Fortinet Patches 11 Flaws in FortiManager, FortiAnalyzer, FortiSandbox
Fortinet's March 2026 security advisory addresses 11 vulnerabilities including auth bypass, SQL injection, and buffer overflow flaws affecting enterprise management products.
Fortinet released a sweeping security advisory on March 10, 2026, addressing eleven vulnerabilities across FortiManager, FortiAnalyzer, FortiSwitchAXFixed, and FortiSandbox. The flaws range from authentication bypasses to SQL injection and buffer overflows—several enabling remote code execution without authentication.
Two vulnerabilities received High severity ratings, and all organizations running affected products should prioritize patching given Fortinet's recent history of rapid exploitation following disclosure.
Critical Vulnerabilities
CVE-2026-22572 - MFA Bypass (High)
An authentication bypass vulnerability in the GUI of FortiAnalyzer and FortiManager versions 7.6.0 through 7.6.3 allows attackers to bypass multi-factor authentication entirely. This flaw affects both on-premises deployments and corresponding Cloud versions.
CVE-2026-22629 - Auth Lockout Race Condition (High)
A race condition in FortiAnalyzer and FortiManager versions 7.6.0 through 7.6.4 enables attackers to bypass authentication lockout protections. Combined with credential stuffing, this could allow brute-force attacks that would normally trigger account lockouts.
CVE-2026-22627 - Buffer Overflow in FortiSwitchAXFixed
A classic buffer overflow in the LLDP OUI field affects FortiSwitchAXFixed versions 1.0.0 and 1.0.1. Successful exploitation could enable arbitrary code execution on the network switch.
SQL Injection and Format String Flaws
CVE-2025-49784 - SQL Injection via JSON-RPC API
The FortiAnalyzer JSON-RPC API contains an SQL injection vulnerability affecting versions 7.6.0 through 7.6.4 and FortiAnalyzer-BigData. Attackers with API access could extract sensitive data or modify database contents.
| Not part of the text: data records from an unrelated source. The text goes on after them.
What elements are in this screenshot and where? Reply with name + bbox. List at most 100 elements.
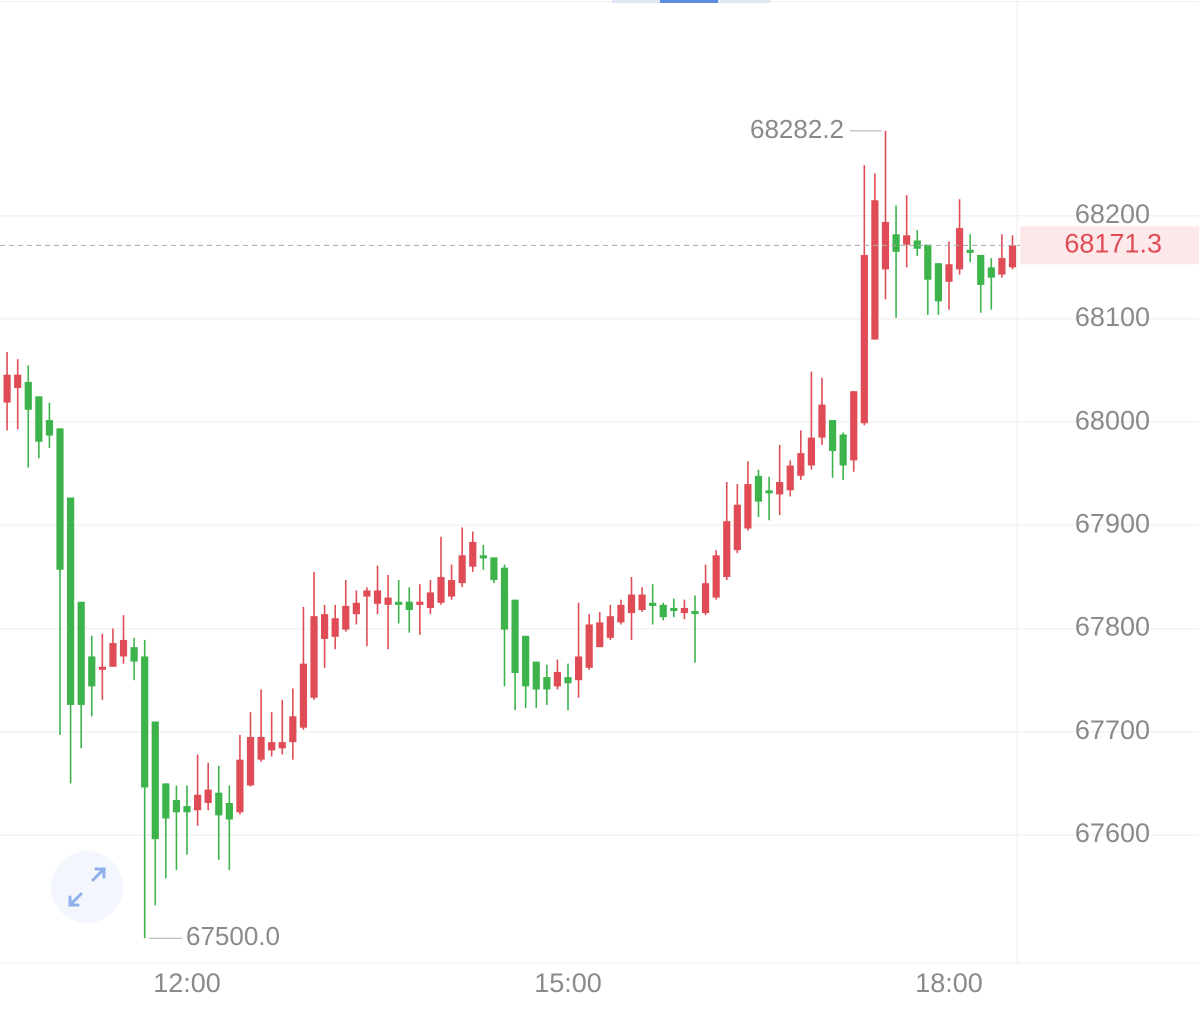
- x-tick-label: 12:00: [153, 968, 221, 998]
- candle-body: [987, 267, 995, 278]
- candle-body: [437, 576, 445, 603]
- candle-body: [246, 736, 255, 786]
- candle-body: [320, 614, 329, 639]
- candle-body: [998, 258, 1006, 275]
- candle-body: [342, 605, 350, 630]
- candle-body: [426, 592, 435, 608]
- candle-body: [670, 607, 678, 612]
- candle-body: [924, 244, 932, 280]
- candle-body: [733, 504, 741, 551]
- candle-body: [776, 482, 784, 495]
- candle-body: [1008, 245, 1017, 268]
- candle-body: [130, 647, 138, 662]
- y-tick-label: 67900: [1075, 508, 1150, 538]
- candle-body: [490, 557, 498, 581]
- candle-body: [649, 602, 657, 606]
- y-tick-label: 67700: [1075, 715, 1150, 745]
- expand-button[interactable]: [51, 851, 123, 923]
- candle-body: [236, 759, 244, 813]
- candle-body: [585, 624, 593, 668]
- candle-body: [966, 249, 974, 253]
- candle-body: [860, 254, 868, 424]
- candle-body: [469, 541, 477, 567]
- candle-body: [310, 616, 318, 698]
- candle-body: [627, 594, 636, 614]
- candle-body: [98, 666, 106, 670]
- candle-body: [977, 254, 985, 285]
- max-label: 68282.2: [750, 114, 844, 144]
- y-tick-label: 68200: [1075, 199, 1150, 229]
- candle-body: [606, 616, 614, 638]
- candle-body: [701, 583, 710, 614]
- candle-body: [818, 404, 826, 438]
- candle-body: [786, 465, 794, 491]
- candle-body: [172, 799, 181, 813]
- candle-body: [193, 794, 202, 811]
- expand-circle[interactable]: [51, 851, 123, 923]
- candle-body: [828, 420, 837, 452]
- candle-body: [35, 396, 43, 442]
- candle-body: [564, 677, 572, 684]
- candle-body: [754, 475, 763, 502]
- candle-body: [659, 604, 667, 618]
- last-price-label: 68171.3: [1064, 228, 1162, 258]
- candle-body: [289, 716, 297, 743]
- candle-body: [797, 453, 805, 476]
- candle-body: [574, 656, 583, 681]
- candle-body: [119, 639, 128, 657]
- candle-body: [871, 200, 879, 340]
- candle-body: [278, 742, 286, 749]
- candle-body: [416, 601, 424, 605]
- candle-body: [744, 484, 752, 529]
- candle-body: [712, 555, 720, 598]
- candle-body: [88, 656, 96, 687]
- candle-body: [204, 789, 212, 804]
- min-label: 67500.0: [186, 921, 280, 951]
- expand-icon[interactable]: [68, 867, 106, 907]
- candle-body: [691, 611, 699, 615]
- y-tick-label: 68100: [1075, 302, 1150, 332]
- candle-body: [77, 601, 85, 705]
- candle-body: [839, 434, 847, 466]
- candle-body: [384, 597, 392, 605]
- candle-body: [500, 567, 509, 630]
- candle-body: [225, 803, 233, 820]
- candle-body: [850, 391, 858, 461]
- y-tick-label: 67800: [1075, 612, 1150, 642]
- candle-body: [162, 783, 170, 819]
- candle-body: [479, 555, 487, 559]
- candle-body: [141, 656, 149, 788]
- candle-body: [532, 661, 540, 690]
- candle-body: [617, 604, 625, 623]
- candle-body: [151, 721, 159, 840]
- last-price-bg: [1020, 226, 1199, 265]
- candle-body: [3, 374, 11, 403]
- candle-body: [56, 428, 64, 570]
- candle-body: [268, 742, 276, 751]
- plot: 67600 67700 67800 67900 68000 68100 68200 12:00…: [0, 114, 1199, 998]
- candle-body: [109, 643, 117, 667]
- candle-body: [257, 736, 265, 760]
- candle-body: [183, 806, 191, 813]
- candle-body: [405, 601, 413, 611]
- candle-body: [66, 497, 75, 705]
- tab-indicator: [660, 0, 718, 3]
- candle-body: [45, 420, 54, 436]
- candle-body: [543, 677, 551, 690]
- candle-body: [447, 580, 456, 597]
- candle-body: [765, 490, 773, 494]
- candle-body: [522, 635, 530, 687]
- candle-body: [934, 263, 943, 302]
- candle-body: [807, 437, 816, 466]
- candle-body: [723, 521, 731, 577]
- candle-body: [913, 240, 921, 249]
- candle-body: [596, 622, 604, 648]
- candle-body: [363, 590, 371, 597]
- candle-body: [955, 228, 964, 270]
- x-tick-label: 18:00: [915, 968, 983, 998]
- candle-body: [373, 590, 382, 604]
- candle-body: [215, 792, 223, 816]
- y-tick-label: 67600: [1075, 818, 1150, 848]
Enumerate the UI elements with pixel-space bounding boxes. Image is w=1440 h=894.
CVE-2025-68648 - Format String in fazsvcd
A format string vulnerability in the fazsvcd component of FortiAnalyzer and FortiManager, exposed via API, could allow attackers to execute arbitrary code or cause denial of service.
Certificate and TLS Vulnerabilities
CVE-2025-68482 - Improper TLS Certificate Validation
During initial SSO authentication in the FortiManager GUI, improper TLS certificate validation could allow man-in-the-middle attackers to intercept or manipulate the authentication process. This affects versions 7.6.0 through 7.6.4 of both FortiAnalyzer and FortiManager.
Affected Products and Versions
| Product | Affected Versions | Fixed Version |
|---|---|---|
| FortiManager | 7.6.0 - 7.6.4 | 7.6.5+ |
| FortiAnalyzer | 7.6.0 - 7.6.4 | 7.6.5+ |
| FortiAnalyzer-BigData | 7.6.x | 7.6.5+ |
| FortiSwitchAXFixed | 1.0.0, 1.0.1 | 1.0.2+ |
| FortiManager Cloud | 7.6.x | Latest |
| FortiAnalyzer Cloud | 7.6.x | Latest |
Recommended Actions
Organizations should take the following steps immediately:
- Apply patches to all affected FortiManager, FortiAnalyzer, and FortiSwitch deployments
- Audit MFA configurations to ensure authentication flows are functioning correctly
- Review administrative access logs for signs of unauthorized access attempts
- Validate TLS certificates used in SSO authentication chains
- Restrict API access to trusted networks pending patching
For organizations unable to patch immediately, Fortinet recommends disabling affected features where possible and implementing strict network segmentation around management interfaces.
Why This Matters
FortiManager and FortiAnalyzer serve as centralized management platforms for Fortinet security infrastructure—often controlling hundreds or thousands of firewalls, switches, and endpoints. Compromise of these systems gives attackers administrative control over an organization's entire Fortinet deployment.
The MFA bypass (CVE-2026-22572) is particularly concerning. Organizations deploy MFA specifically to prevent credential-based attacks, and a complete bypass defeats that protection. Combined with the authentication lockout race condition, attackers have multiple paths to bypass authentication controls.
Fortinet products have faced sustained targeting by threat actors throughout 2025 and 2026, with some vulnerabilities exploited within days of disclosure. The company's widespread deployment in enterprise and government networks makes these products high-value targets for both nation-state actors and ransomware groups.
Security teams managing Fortinet infrastructure should treat this advisory as urgent and plan patching windows accordingly. Given the pattern of rapid weaponization we've seen with Fortinet vulnerabilities, waiting carries significant risk.